Belgique

Procès des attentats : derrière les victimes, il y a « les victimes collatérales de l’ombre »

Sous le choc mais physiquement épargnée, elle a eu le courage de ne pas fuir et de rentrer dans cette deuxième voiture éventrée. Un acte courageux mais qui va la poursuivre toute sa vie. « J’aperçois d’autres corps à l’intérieur. J’entends des râles, des gémissements… Mais qui est mort ou vivant ?« 

Elle soulève « des choses lourdes, comme une fenêtre« , pour dégager une victime, elle « parle à une femme » « Ses yeux sont ouverts, mais ils semblent vides, dit-elle. Je continue à chercher des vivants dans l’enchevêtrement de fer et de restes humains. L’odeur me donne envie de vomir… »

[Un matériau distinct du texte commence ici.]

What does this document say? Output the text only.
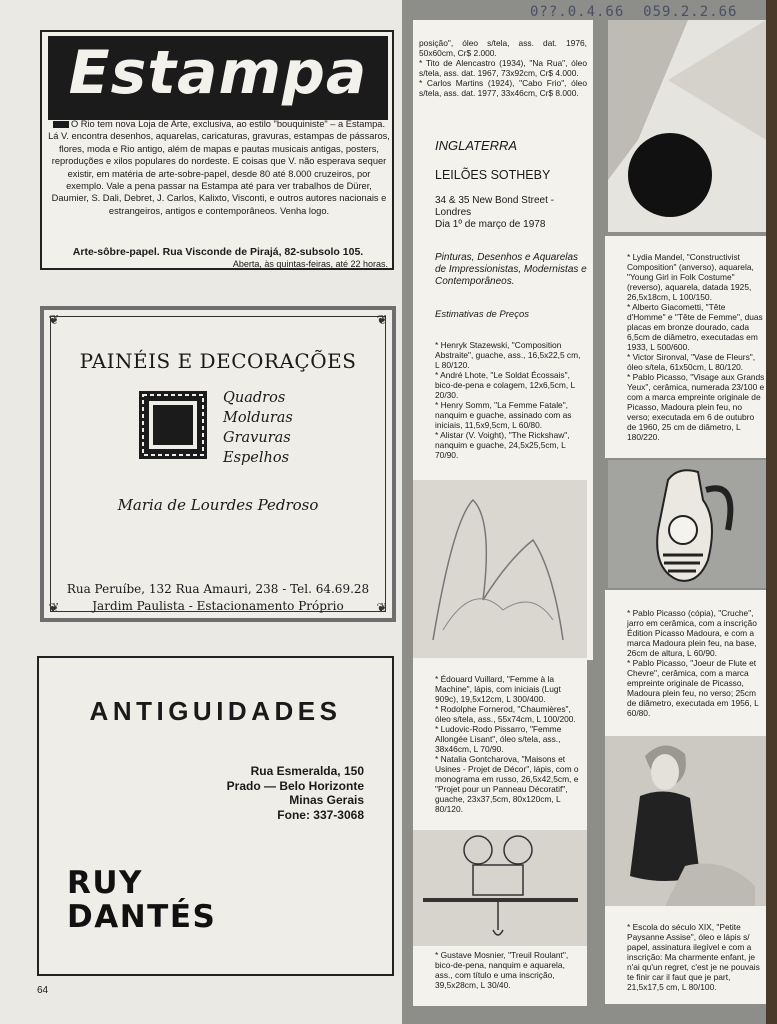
0??.0.4.66  059.2.2.66
Estampa
O Rio tem nova Loja de Arte, exclusiva, ao estilo "bouquiniste" – a Estampa. Lá V. encontra desenhos, aquarelas, caricaturas, gravuras, estampas de pássaros, flores, moda e Rio antigo, além de mapas e pautas musicais antigas, posters, reproduções e xilos populares do nordeste. E coisas que V. não esperava sequer existir, em matéria de arte-sobre-papel, desde 80 até 8.000 cruzeiros, por exemplo. Vale a pena passar na Estampa até para ver trabalhos de Dürer, Daumier, S. Dali, Debret, J. Carlos, Kalixto, Visconti, e outros autores nacionais e estrangeiros, antigos e contemporâneos. Venha logo.
Arte-sôbre-papel. Rua Visconde de Pirajá, 82-subsolo 105.
Aberta, às quintas-feiras, até 22 horas.
❦	❦
❦	❦
PAINÉIS E DECORAÇÕES
Quadros
Molduras
Gravuras
Espelhos
Maria de Lourdes Pedroso
Rua Peruíbe, 132 Rua Amauri, 238 - Tel. 64.69.28
Jardim Paulista - Estacionamento Próprio
ANTIGUIDADES
Rua Esmeralda, 150
Prado — Belo Horizonte
Minas Gerais
Fone: 337-3068
RUY
DANTÉS
64
posição", óleo s/tela, ass. dat. 1976, 50x60cm, Cr$ 2.000.
* Tito de Alencastro (1934), "Na Rua", óleo s/tela, ass. dat. 1967, 73x92cm, Cr$ 4.000.
* Carlos Martins (1924), "Cabo Frio", óleo s/tela, ass. dat. 1977, 33x46cm, Cr$ 8.000.
INGLATERRA
LEILÕES SOTHEBY
34 & 35 New Bond Street - Londres
Dia 1º de março de 1978
Pinturas, Desenhos e Aquarelas de Impressionistas, Modernistas e Contemporâneos.
Estimativas de Preços
* Henryk Stazewski, "Composition Abstraite", guache, ass., 16,5x22,5 cm, L 80/120.
* André Lhote, "Le Soldat Écossais", bico-de-pena e colagem, 12x6,5cm, L 20/30.
* Henry Somm, "La Femme Fatale", nanquim e guache, assinado com as iniciais, 11,5x9,5cm, L 60/80.
* Alistar (V. Voight), "The Rickshaw", nanquim e guache, 24,5x25,5cm, L 70/90.
* Édouard Vuillard, "Femme à la Machine", lápis, com iniciais (Lugt 909c), 19,5x12cm, L 300/400.
* Rodolphe Fornerod, "Chaumières", óleo s/tela, ass., 55x74cm, L 100/200.
* Ludovic-Rodo Pissarro, "Femme Allongée Lisant", óleo s/tela, ass., 38x46cm, L 70/90.
* Natalia Gontcharova, "Maisons et Usines - Projet de Décor", lápis, com o monograma em russo, 26,5x42,5cm, e "Projet pour un Panneau Décoratif", guache, 23x37,5cm, 80x120cm, L 80/120.
* Gustave Mosnier, "Treuil Roulant", bico-de-pena, nanquim e aquarela, ass., com título e uma inscrição, 39,5x28cm, L 30/40.
* Lydia Mandel, "Constructivist Composition" (anverso), aquarela, "Young Girl in Folk Costume" (reverso), aquarela, datada 1925, 26,5x18cm, L 100/150.
* Alberto Giacometti, "Tête d'Homme" e "Tête de Femme", duas placas em bronze dourado, cada 6,5cm de diâmetro, executadas em 1933, L 500/600.
* Victor Sironval, "Vase de Fleurs", óleo s/tela, 61x50cm, L 80/120.
* Pablo Picasso, "Visage aux Grands Yeux", cerâmica, numerada 23/100 e com a marca empreinte originale de Picasso, Madoura plein feu, no verso; executada em 6 de outubro de 1960, 25 cm de diâmetro, L 180/220.
* Pablo Picasso (cópia), "Cruche", jarro em cerâmica, com a inscrição Édition Picasso Madoura, e com a marca Madoura plein feu, na base, 26cm de altura, L 60/90.
* Pablo Picasso, "Joeur de Flute et Chevre", cerâmica, com a marca empreinte originale de Picasso, Madoura plein feu, no verso; 25cm de diâmetro, executada em 1956, L 60/80.
* Escola do século XIX, "Petite Paysanne Assise", óleo e lápis s/ papel, assinatura ilegível e com a inscrição: Ma charmente enfant, je n'ai qu'un regret, c'est je ne pouvais te finir car il faut que je part, 21,5x17,5 cm, L 80/100.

Devant la cour d’assises, Christelle Giovannetti témoigne de manière très narrative, posée et structurée. L’enfer qu’elle a vécu sous terre, elle aurait pu y échapper en partie. Mais son courage l’a appelée à y rester… Alors qu’elle tente finalement de sortir de la station, elle se sent prise au piège au niveau de la mezzanine. « La fumée était remontée, explique-t-elle. La peur me remonte comme au début. Il n’y a personne, je crie ‘au secours’. Durant de longues minutes, je réalise le sens de la terreur dans le mot ‘terrorisme’. »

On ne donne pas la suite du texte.